Generally, yes. However, large and/or multilevel dwellings may wish to install several.

4. What makes Carbon Monoxide so dangerous?

Carbon Monoxide is an odourless, colourless, and tasteless gas which is very toxic. When Carbon Monoxide is inhaled, it produces an effect known as chemical asphyxiation. Injury is due to the combination of CO with available hemoglobin in the blood, lowering the blood's oxygen-carrying capacity. Even at very low parts per million levels, the body is quickly affected by oxygen starvation. Exposure during sleeping is particularly dangerous because the victim usually does not awaken.

5. What are some common sources of Carbon Monoxide in a residence?

The most common causes of CO accumulation in homes include:

* blocked or poor ventilated fireplace chimney or furnace flue
* faulty or damaged heating equipment (especially cracked furnace heat exchanges )
* malfunctioning space heater
* automobile or lawn mower exhaust in unvented garages

6. Why should you be concerned about Carbon Monoxide gas?

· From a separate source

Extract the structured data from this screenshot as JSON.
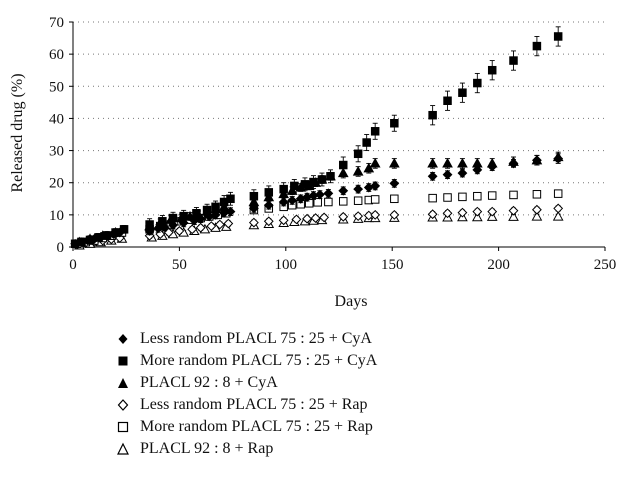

Carbon Monoxide or CO is a poisonous gas, which is especially dangerous due to its physical characteristics and effect on the body. It is often referred to as the "SILENT KILLER". There are many potential sources and combinations of conditions that may produce Carbon Monoxide. . All are related to the process of incomplete combustion of a fossil fuel. In any enclosed space a small accumulation of CO can be dangerous.

7. What is the source of carbon monoxide?

CO is produced by the incomplete combustion of fossil fuels such as natural gas, propane, heating oil, kerosene, coal, charcoal, gasoline and wood. This problem can occur in any device, which depends on burning for heat or energy. For example, furnaces, boilers, room heaters, hot water heaters, stoves, grills and any gasoline engine (i.e. lawn mower) are enclosed on this list of devices.